Friday, March 7, 2008

Restoring Lost Sheep [part 2 ]

Restoring Lost Sheep [part 2]

EXPLANATORY NOTES AND QUAINT SAYINGS
Verse 176. -- I have gone astray like a lost sheep. Though a sheep go astray, yet it is soon called back by file voice of the shepherd: "My sheep hear my voice." Thus David when he went against Nabal was called back by the Lord's voice in a woman; and when he had slain Uriah he was brought again by Nathan. And therefore if we will be sheep, then though we sometimes go astray, yet we must be easily reclaimed. --Richard Greenhorn.
Verse 176. -- I have gone astray like a lost sheep, driven out by storm, or dark day, or by the hunting of the dogs chased out from the rest of the flock. --David Dickson.
Verse 176. -- I have gone astray like a lost sheep, etc. And this is all the conclusion -- "a lost sheep!" This long psalm of ascriptions, praises, avowals, resolves, high hopes, ends in this, that he is a perishing sheep. But, stay, there is hope -- "Seek thy servant." "I have gone astray like a lost sheep." The original is of the most extensive range, comprehending all time past, and also the habitual tendencies of the man. The believer feels that he had gone astray when the grace of God found him; that he had gone astray many times, had not the grace of God prevented it. He feels that he went astray on such and such unhappy occasions. He also feels that he hath gone astray in all that he hath done; and indeed that he is astray now. But the word expresses the habitual tendency likewise -- I go astray like a lost sheep, and this rendering is in keeping with the prayer, "Seek thy servant." The third member is also properly rendered in keeping with it: "I go astray like a lost sheep; seek thy servant; for I do not forget thy commandments." All this is descriptive of the remaining corruption that is in the believer. He is not unmindful of the Lord; he has the root of the matter in him, the seed of divine life; yet he does go astray; whence the necessity of the prayer: "Seek thy servant." Isaiah's description of men, although conveyed in the same terms, is evidently more sweeping, as the context words show: "All we like sheep have gone astray; we have turned every one to his own way; and the Lord hath laid on him the iniquity of us all." This would seem to apply to the race of man. Rather is the experience of the Psalmist similar to that described by the apostle Paul: "I find a law, that when I would do good, evil is present with me. For I delight in the law of God, after the inward man: But I see another law in my members, warring against the law of my mind, and bringing me into captivity to the law of sin which is in my members." And the Psalmist had the same remedy at the early period, as had the apostle in the later times; for God's salvation is one. The Psalmist's remedy was, "Seek thy servant;" the apostle's,: "O wretched man that I am! Who shall deliver me from the body of this death? I thank God through Jesus Christ our Lord."

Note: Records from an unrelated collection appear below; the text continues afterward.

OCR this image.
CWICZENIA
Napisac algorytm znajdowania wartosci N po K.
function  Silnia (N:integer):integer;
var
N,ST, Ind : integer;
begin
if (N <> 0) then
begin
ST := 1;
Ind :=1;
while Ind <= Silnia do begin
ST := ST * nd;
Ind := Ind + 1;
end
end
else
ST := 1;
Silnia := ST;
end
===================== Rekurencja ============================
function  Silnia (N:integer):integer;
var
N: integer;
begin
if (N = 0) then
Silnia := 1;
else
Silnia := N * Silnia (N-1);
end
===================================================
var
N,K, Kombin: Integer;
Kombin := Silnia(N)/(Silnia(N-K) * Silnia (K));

Verse 176. -- I have gone astray. The original word signifies either the turning of the foot, or the turning of the heart, or both, out of the way. "I have gone astray like a lost sheep;" that is, I have been deceived, and so have gone out of the way of thy holy commandments. Satan is an ill guide, and our hearts are no better: he that follows either, quickly loseth himself; and until God seeketh us (as David prays in the next words), we cannot find our way when we are once out of it.